Hardware Acceleration¶

inference4j supports GPU and hardware acceleration via ONNX Runtime execution providers. The .sessionOptions() API is available on every model wrapper.

CoreML (macOS)¶

CoreML is bundled in the standard ONNX Runtime dependency on macOS — no additional setup needed.
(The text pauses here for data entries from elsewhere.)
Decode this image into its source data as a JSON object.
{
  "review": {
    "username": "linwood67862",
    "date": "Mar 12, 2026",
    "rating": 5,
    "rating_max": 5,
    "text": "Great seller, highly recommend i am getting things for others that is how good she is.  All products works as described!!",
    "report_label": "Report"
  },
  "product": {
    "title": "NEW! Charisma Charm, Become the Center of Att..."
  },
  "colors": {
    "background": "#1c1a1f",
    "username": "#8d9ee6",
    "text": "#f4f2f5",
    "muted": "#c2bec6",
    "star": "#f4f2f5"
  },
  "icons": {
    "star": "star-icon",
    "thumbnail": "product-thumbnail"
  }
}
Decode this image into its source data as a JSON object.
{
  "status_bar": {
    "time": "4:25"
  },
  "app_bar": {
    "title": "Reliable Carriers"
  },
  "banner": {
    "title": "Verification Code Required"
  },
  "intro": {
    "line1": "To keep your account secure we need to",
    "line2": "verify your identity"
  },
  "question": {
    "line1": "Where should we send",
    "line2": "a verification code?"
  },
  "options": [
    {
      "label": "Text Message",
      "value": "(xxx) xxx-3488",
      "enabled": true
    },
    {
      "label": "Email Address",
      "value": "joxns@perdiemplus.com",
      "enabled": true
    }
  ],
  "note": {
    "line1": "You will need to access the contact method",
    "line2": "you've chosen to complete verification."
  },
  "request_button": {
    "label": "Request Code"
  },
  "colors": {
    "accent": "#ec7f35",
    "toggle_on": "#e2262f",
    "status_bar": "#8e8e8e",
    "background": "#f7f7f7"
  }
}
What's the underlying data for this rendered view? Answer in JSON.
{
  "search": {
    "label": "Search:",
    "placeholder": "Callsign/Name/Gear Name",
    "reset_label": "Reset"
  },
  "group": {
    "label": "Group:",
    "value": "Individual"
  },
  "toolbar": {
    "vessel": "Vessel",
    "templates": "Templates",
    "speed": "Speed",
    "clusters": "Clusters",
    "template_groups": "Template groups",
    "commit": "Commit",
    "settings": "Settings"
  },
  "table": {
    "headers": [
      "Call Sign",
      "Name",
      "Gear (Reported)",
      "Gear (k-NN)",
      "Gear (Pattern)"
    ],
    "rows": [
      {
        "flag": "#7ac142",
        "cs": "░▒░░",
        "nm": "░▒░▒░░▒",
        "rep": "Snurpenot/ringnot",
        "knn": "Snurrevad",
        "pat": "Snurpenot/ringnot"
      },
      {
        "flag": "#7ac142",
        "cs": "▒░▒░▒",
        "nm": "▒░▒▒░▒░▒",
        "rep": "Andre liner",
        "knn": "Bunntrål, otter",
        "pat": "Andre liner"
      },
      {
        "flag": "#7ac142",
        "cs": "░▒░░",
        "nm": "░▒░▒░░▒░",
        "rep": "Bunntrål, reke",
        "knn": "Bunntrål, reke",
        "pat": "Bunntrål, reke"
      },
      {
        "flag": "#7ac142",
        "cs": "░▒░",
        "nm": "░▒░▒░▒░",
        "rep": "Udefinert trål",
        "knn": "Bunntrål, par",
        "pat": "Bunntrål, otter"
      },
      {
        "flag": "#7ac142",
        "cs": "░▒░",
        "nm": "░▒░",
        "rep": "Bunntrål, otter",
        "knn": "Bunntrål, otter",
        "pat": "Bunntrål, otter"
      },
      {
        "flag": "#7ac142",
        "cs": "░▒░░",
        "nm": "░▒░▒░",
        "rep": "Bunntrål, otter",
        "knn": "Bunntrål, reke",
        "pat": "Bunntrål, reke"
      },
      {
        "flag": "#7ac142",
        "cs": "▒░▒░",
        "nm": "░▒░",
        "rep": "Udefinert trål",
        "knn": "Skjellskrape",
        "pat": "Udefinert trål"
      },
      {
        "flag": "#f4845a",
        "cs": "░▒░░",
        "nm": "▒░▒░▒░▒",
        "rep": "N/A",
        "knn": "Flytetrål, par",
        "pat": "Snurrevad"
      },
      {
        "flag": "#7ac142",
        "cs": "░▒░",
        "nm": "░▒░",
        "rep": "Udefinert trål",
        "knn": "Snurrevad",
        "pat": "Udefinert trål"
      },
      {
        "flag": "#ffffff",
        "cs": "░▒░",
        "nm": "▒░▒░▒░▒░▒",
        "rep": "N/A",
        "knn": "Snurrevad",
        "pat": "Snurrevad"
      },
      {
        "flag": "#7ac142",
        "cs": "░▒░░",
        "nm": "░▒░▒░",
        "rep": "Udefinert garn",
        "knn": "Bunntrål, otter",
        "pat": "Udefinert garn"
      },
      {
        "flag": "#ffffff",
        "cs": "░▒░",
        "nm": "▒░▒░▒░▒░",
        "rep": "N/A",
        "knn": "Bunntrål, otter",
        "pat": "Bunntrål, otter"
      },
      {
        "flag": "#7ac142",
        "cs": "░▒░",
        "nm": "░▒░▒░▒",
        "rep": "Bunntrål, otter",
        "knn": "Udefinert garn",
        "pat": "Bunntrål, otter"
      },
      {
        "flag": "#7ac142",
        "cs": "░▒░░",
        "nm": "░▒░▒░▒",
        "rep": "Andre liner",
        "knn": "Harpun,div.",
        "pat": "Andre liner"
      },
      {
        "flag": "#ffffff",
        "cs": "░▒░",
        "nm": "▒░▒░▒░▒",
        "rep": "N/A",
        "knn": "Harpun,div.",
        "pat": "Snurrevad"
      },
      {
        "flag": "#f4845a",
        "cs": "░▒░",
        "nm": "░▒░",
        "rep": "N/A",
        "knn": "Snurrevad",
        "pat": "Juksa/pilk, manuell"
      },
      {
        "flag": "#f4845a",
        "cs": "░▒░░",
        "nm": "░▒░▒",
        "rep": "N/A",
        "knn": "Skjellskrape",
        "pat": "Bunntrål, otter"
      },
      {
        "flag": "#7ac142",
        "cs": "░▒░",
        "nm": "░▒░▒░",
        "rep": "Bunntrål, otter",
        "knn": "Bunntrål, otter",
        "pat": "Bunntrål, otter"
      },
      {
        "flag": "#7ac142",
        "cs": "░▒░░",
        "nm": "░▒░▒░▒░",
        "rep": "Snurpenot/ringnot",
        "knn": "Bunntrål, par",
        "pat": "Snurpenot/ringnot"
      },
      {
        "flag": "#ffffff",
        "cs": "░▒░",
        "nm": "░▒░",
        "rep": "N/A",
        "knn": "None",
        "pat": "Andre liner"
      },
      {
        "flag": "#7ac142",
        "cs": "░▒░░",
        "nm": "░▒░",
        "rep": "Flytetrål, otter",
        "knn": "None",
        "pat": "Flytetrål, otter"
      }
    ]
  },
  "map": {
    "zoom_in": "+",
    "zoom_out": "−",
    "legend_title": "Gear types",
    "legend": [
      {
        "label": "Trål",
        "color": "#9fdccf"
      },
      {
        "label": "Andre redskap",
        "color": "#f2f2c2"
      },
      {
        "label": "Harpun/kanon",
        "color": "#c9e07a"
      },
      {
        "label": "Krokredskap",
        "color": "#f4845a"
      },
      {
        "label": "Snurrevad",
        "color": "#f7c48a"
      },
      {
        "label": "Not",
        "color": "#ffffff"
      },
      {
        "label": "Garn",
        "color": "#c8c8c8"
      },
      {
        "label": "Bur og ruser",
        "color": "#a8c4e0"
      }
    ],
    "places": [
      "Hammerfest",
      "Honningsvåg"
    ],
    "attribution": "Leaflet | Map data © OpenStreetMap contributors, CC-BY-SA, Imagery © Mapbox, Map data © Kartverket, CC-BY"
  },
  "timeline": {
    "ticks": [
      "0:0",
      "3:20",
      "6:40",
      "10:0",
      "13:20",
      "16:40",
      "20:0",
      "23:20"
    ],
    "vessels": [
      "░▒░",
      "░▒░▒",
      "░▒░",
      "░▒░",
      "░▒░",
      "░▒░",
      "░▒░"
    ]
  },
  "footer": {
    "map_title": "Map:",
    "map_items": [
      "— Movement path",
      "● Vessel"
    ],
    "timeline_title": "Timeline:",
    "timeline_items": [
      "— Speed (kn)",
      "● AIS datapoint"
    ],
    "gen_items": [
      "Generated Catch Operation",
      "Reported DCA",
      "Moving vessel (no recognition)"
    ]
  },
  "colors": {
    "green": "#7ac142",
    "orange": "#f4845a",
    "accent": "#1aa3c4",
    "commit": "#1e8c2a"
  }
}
try (var classifier = ResNetClassifier.builder()
        .sessionOptions(opts -> opts.addCoreML())
        .build()) {
    classifier.classify(Path.of("cat.jpg"));
}

CUDA (Linux/Windows)¶

For NVIDIA GPU acceleration, swap the ONNX Runtime dependency:

GradleMaven

implementation('io.github.inference4j:inference4j-core:${inference4jVersion}') {
    exclude group: 'com.microsoft.onnxruntime', module: 'onnxruntime'
}
implementation 'com.microsoft.onnxruntime:onnxruntime_gpu:${onnxruntimeVersion}'

<dependency>
    <groupId>io.github.inference4j</groupId>
    <artifactId>inference4j-core</artifactId>
    <version>${inference4jVersion}</version>
    <exclusions>
        <exclusion>
            <groupId>com.microsoft.onnxruntime</groupId>
            <artifactId>onnxruntime</artifactId>
        </exclusion>
    </exclusions>
</dependency>
<dependency>
    <groupId>com.microsoft.onnxruntime</groupId>
    <artifactId>onnxruntime_gpu</artifactId>
    <version>${onnxruntimeVersion}</version>
</dependency>

Then enable CUDA in the builder:

try (var classifier = ResNetClassifier.builder()
        .sessionOptions(opts -> opts.addCUDA(0))  // device ID 0
        .build()) {
    classifier.classify(Path.of("cat.jpg"));
}

The `sessionOptions` API¶

Every model wrapper exposes .sessionOptions(SessionConfigurer) in its builder. SessionConfigurer is a @FunctionalInterface that receives the ONNX Runtime SessionOptions:

@FunctionalInterface
public interface SessionConfigurer {
    void configure(OrtSession.SessionOptions options) throws OrtException;
}

This gives you full access to ONNX Runtime configuration:

.sessionOptions(opts -> {
    opts.addCoreML();
    opts.setIntraOpNumThreads(4);
})

Common options¶

Method	Description
`opts.addCoreML()`	Enable CoreML (macOS)
`opts.addCUDA(deviceId)`	Enable CUDA (Linux/Windows)
`opts.setIntraOpNumThreads(n)`	Set number of threads for intra-op parallelism
`opts.setInterOpNumThreads(n)`	Set number of threads for inter-op parallelism
`opts.setOptimizationLevel(level)`	Set graph optimization level

Benchmarks on Apple Silicon (M-series)¶

Model	Capability	CPU	CoreML	Speedup
ResNet-50	Image Classification	37 ms	10 ms	3.7x
CRAFT	Text Detection	831 ms	153 ms	5.4x

Measured with 3 warmup runs + 10 timed runs.

Tips¶

CoreML is available on macOS only. The addCoreML() call will fail on other platforms.
CUDA requires the onnxruntime_gpu artifact and a compatible NVIDIA driver + CUDA toolkit.
If the execution provider fails to initialize, ONNX Runtime silently falls back to CPU. Check logs for warnings.
For production workloads, benchmark both CPU and GPU — small models (like MiniLM) may be faster on CPU due to GPU data transfer overhead.
.sessionOptions() is composable — you can set multiple options in a single lambda.